By Rev. Milovan Katanic
All jobs require duties easier and more enjoyable than others. This applies to the clergy as well. Apart from the priest’s service to God at the altar and to his fellow neighbor in the parish, he is received into the homes of parishioners not so much as a servant or clerk come to perform a duty; rather, in most cases, he is welcomed as a part of the family. After all, he is with us during the most joyous of life’s moments as well as those most difficult. Even hospitals that limit visiting to family members only, will make an exception for clergy.
Among the duties which are more difficult, not because they are tedious, but because they can be demanding even for some family members, is visiting nursing homes. The elderly there vary: Some are weaker than others, some walk the halls aimlessly while others are confined to bed or a wheelchair, some are more alert than others. It’s not the most desirable of life’s stages to see. Then again, one wonders if not seeing it – and, more importantly, not being with your loved one – is all the more tragic.
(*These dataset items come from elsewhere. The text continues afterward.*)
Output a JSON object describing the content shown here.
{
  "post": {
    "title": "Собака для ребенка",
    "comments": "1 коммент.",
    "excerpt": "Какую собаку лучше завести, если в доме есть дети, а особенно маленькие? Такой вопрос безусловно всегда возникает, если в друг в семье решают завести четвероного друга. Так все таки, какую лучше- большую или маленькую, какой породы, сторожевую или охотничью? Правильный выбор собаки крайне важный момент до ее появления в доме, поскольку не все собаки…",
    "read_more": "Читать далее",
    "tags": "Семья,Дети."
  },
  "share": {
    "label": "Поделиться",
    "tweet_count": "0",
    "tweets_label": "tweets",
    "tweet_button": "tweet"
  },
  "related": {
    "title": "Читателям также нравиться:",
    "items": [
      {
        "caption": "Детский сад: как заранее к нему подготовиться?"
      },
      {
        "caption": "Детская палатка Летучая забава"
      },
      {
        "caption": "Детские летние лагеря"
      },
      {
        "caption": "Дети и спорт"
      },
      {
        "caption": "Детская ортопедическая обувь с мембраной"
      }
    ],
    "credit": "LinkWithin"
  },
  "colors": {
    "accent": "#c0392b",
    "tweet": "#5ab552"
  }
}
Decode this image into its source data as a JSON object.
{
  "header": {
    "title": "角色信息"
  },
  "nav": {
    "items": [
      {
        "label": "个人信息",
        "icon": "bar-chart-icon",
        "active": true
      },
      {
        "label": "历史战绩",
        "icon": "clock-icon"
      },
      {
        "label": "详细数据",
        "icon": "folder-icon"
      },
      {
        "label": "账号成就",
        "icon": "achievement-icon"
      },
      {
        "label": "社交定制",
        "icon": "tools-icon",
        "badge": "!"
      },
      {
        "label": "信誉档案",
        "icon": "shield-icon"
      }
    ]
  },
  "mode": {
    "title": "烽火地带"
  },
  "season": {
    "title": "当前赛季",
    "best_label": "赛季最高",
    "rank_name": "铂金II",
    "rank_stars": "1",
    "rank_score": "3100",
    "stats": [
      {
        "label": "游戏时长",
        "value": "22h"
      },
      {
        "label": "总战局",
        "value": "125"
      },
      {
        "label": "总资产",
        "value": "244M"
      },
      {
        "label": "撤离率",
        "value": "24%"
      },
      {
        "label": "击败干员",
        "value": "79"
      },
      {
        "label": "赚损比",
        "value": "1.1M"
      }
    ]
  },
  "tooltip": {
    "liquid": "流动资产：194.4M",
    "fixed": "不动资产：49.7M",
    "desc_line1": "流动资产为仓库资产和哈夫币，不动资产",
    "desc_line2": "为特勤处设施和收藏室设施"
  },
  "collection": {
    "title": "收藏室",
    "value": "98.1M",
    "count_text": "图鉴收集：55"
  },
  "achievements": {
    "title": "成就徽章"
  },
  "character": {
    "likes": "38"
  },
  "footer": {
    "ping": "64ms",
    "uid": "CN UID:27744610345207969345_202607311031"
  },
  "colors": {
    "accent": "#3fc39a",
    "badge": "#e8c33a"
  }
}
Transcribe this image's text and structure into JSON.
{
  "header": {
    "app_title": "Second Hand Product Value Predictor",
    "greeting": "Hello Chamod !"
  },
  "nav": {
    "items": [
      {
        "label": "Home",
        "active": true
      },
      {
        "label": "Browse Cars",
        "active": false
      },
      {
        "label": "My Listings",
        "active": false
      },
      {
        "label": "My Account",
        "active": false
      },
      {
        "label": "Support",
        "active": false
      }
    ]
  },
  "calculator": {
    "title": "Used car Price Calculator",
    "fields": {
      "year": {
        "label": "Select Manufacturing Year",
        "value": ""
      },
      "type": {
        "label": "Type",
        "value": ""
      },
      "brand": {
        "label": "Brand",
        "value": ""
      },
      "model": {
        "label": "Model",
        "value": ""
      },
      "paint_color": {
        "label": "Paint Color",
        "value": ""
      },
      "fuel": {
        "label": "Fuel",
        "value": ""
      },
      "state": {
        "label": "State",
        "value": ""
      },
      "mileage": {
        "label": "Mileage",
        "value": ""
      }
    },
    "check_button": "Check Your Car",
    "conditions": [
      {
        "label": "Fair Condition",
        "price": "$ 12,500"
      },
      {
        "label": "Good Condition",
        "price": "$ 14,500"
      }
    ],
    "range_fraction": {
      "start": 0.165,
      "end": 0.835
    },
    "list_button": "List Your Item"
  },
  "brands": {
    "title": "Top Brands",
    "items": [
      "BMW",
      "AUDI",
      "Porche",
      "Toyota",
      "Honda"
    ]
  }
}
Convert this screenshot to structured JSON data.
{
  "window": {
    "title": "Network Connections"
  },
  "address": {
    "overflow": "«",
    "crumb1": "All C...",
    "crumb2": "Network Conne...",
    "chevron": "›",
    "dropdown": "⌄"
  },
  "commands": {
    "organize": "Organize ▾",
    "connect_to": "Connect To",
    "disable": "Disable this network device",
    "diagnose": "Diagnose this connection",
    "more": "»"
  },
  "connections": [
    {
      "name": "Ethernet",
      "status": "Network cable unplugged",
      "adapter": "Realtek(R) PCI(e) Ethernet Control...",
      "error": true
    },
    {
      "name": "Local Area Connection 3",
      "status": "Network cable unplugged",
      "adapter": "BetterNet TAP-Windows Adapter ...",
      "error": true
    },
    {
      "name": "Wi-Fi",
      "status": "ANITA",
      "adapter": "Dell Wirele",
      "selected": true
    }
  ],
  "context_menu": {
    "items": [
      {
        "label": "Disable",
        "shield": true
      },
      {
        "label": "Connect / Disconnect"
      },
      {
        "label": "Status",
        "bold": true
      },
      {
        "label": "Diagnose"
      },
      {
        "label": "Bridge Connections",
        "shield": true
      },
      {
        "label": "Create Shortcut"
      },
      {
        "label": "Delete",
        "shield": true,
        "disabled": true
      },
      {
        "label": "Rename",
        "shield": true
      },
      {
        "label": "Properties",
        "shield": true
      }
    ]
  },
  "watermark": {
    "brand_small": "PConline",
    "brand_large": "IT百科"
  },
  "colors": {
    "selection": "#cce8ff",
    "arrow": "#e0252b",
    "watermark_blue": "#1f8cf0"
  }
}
Because there, amidst the elderly and weak and even senile, is also much joy and happiness.
It might be challenging to find enough motivation to set an hour aside and visit those who live in a world where schedules, even time itself, have seemingly stopped. But it’s during those visits we encounter more than the elderly and weak – many times they end up brightening our days!
Recently I visited one such parishioner. Truth be told, she always brightens my day. Due to her condition I doubt she fully knows where she’s at. But she knows to smile and laugh, which is what she does on cue seeing me. She knows I’ve come to see her. Such happiness and joy.
What, pray tell, does she have to be so happy about? I wonder at times. I hear bits and pieces of it between her laughs, about a life she lived long ago. Yet, it’s nothing to be so happy about. All I hear about is work and toil, about the farm and all the work to do. A life of labor. Still, I sit with her and we laugh and in her smile I see the happiness of a lifetime of honest work; one whose life’s experience has taught her the wisdom of scripture that “anger is but for a moment” and “weeping may tarry for the night,” as the Psalmist teaches, “but joy comes with the morning” (Psalm 30:5). Indeed, if death is nothing more than the absence of true, eternal and salvific life, then anger and bitterness must surely be its predecessor. For in Dorothy’s jocose manner and easy spirit it is more than just a good laugh I am given; I am imparted with a valuable lesson to cherish.
I pray for her, and to all of our dearest ones, many happy days in the good care of a team of well trained personnel who, though they look after their physical health, it is oftentimes those aged patients who will, with their genuine smiles of youthfulness, lift their spirits!
The Rev. Milovan Katanic is pastor of St. George Serbian Orthodox Church, Hermitage.